LAVERBREAD is as Welsh as our unspoilt rolling moorlands, mellifluous male voice choirs and long place names.
Described by the Lonely Planet travel guide as a "nicer-than-you'd-think seaweed concoction" the shiny black delicacy has been eaten in Britain for centuries.
Laver (porphyra umbilicalis) lies flat on rocks with its long flowing fronds under water. It is particularly found in parts of Gower though a lot of commercial laver used in the UK is harvested from Scotland.
Laver is unique among seaweeds being only one cell thick.
It is known as nori in Japan where locals cannot get enough of it. A total of nine billion sheets of nori are consumed there each year, mostly in sushi meals.
Laverbread was probably first eaten as "survival food" possibly by people forced from their homes and usual food sources by Roman or Viking invaders.

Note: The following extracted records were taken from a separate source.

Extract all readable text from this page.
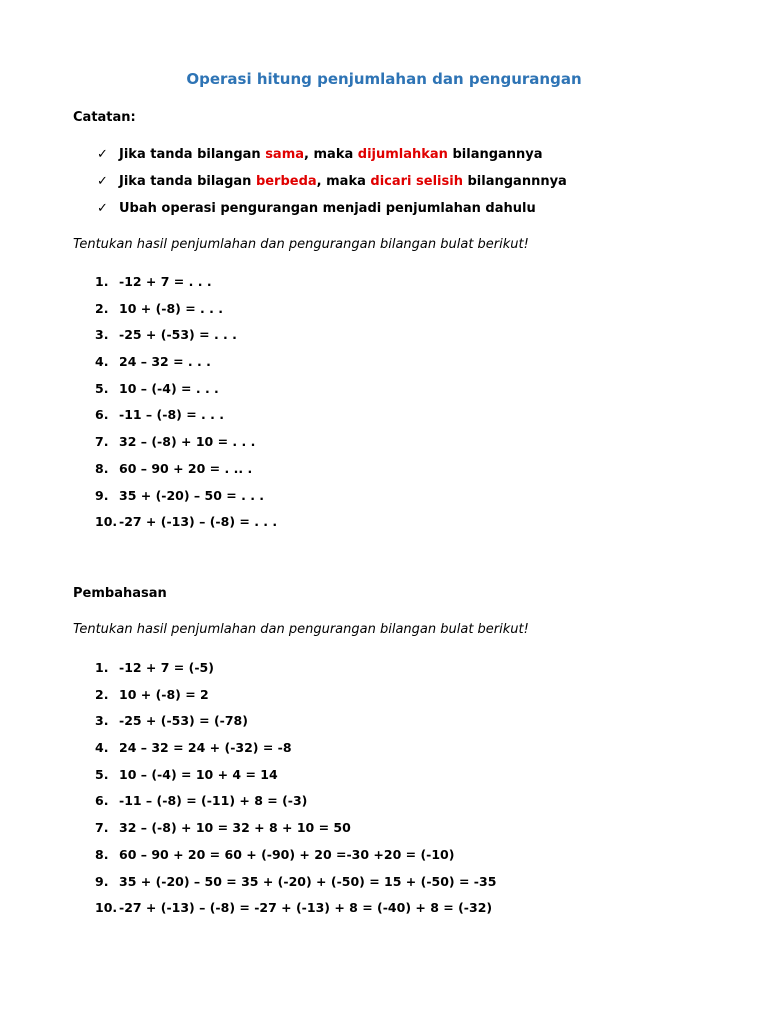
Operasi hitung penjumlahan dan pengurangan
Catatan:
✓ Jika tanda bilangan sama, maka dijumlahkan bilangannya
✓ Jika tanda bilagan berbeda, maka dicari selisih bilangannnya
✓ Ubah operasi pengurangan menjadi penjumlahan dahulu
Tentukan hasil penjumlahan dan pengurangan bilangan bulat berikut!
1. -12 + 7 = . . .
2. 10 + (-8) = . . .
3. -25 + (-53) = . . .
4. 24 – 32 = . . .
5. 10 – (-4) = . . .
6. -11 – (-8) = . . .
7. 32 – (-8) + 10 = . . .
8. 60 – 90 + 20 = . .. .
9. 35 + (-20) – 50 = . . .
10. -27 + (-13) – (-8) = . . .
Pembahasan
Tentukan hasil penjumlahan dan pengurangan bilangan bulat berikut!
1. -12 + 7 = (-5)
2. 10 + (-8) = 2
3. -25 + (-53) = (-78)
4. 24 – 32 = 24 + (-32) = -8
5. 10 – (-4) = 10 + 4 = 14
6. -11 – (-8) = (-11) + 8 = (-3)
7. 32 – (-8) + 10 = 32 + 8 + 10 = 50
8. 60 – 90 + 20 = 60 + (-90) + 20 =-30 +20 = (-10)
9. 35 + (-20) – 50 = 35 + (-20) + (-50) = 15 + (-50) = -35
10. -27 + (-13) – (-8) = -27 + (-13) + 8 = (-40) + 8 = (-32)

Camden's Britannica recorded it as a food in 1607. It was referred to as "lhawvan".
The journal described it being harvested from Eglwys Abernon Beach near St Davids in Pembrokeshire and in 1797 it was reported that earthenware jars of pickled porphyra were being exported from Watchet in Somerset.
When coal mining was widespread in Wales, laverbread (a mixture of seaweed and oatmeal) and bacon, mushrooms and sausages became a staple breakfast for hard-working pitmen who needed plenty of energy.
In 1865 George Borrow on his travels through "Wild Wales" mentioned "moor mutton and piping hot laver sauce" as one of South Wales' great dishes.
Seaweed eating is not only tasty, it is good for you. One scientific study after another has testified to the health giving qualities of the wavy weed which is said to get its goodness by being bathed in the mineral rich sea. It contains more than 50 known minerals and trace elements regarded as essential body requirements. It provides high quantities of potassium, iodine, iron, magnesium and calcium.
Laverbread is so healthy it could even help after a nuclear pollution incident. It contains sodium alginate, a compound which binds with heavy metals found in the gastrointestinal tract forming a gel-like salt which has been said to eliminate radioactive and environmental contaminants.
And seaweeds are healing to the mucous membranes, promote healthy skin, and also enhance the flexibility and mobility of joints.
Many seaweed species grow across the intertidal zone and below low water from the Arctic to North Africa and other similar latitudes.
The edible types can be roughly categorised into the finer weeds as laver and sea lettuce, the short stemmed as dulse, Irish moss or Carragheen and "horse tail" kelps which grow on or below the tide mark.
Laver is the most prized for its versatility in cooking.
And at this time of the year it could save thousands of lives and free up as many hospital beds. Scientists in Japan believe laverbread could be used to fight "the winter killer", flu. Researchers at Saga University have identified a chemical known as MC26 in laverbread which could even be used to fight Aids. Yuto Karmei, who led the study, said MC26 was more successful in fighting flu than amantadine hydrochloride which forms the basis of many modern flu remedies.
Welsh chefs use laverbread in a variety of ways with the traditional breakfast mixture of laverbread, cockles bacon, mushrooms and sausages greeting hotel guests across the nation.
Other recipes include laver sauces for canapes, laverbread dahl, black risotto, lamb with laver pesto and laver ravioli.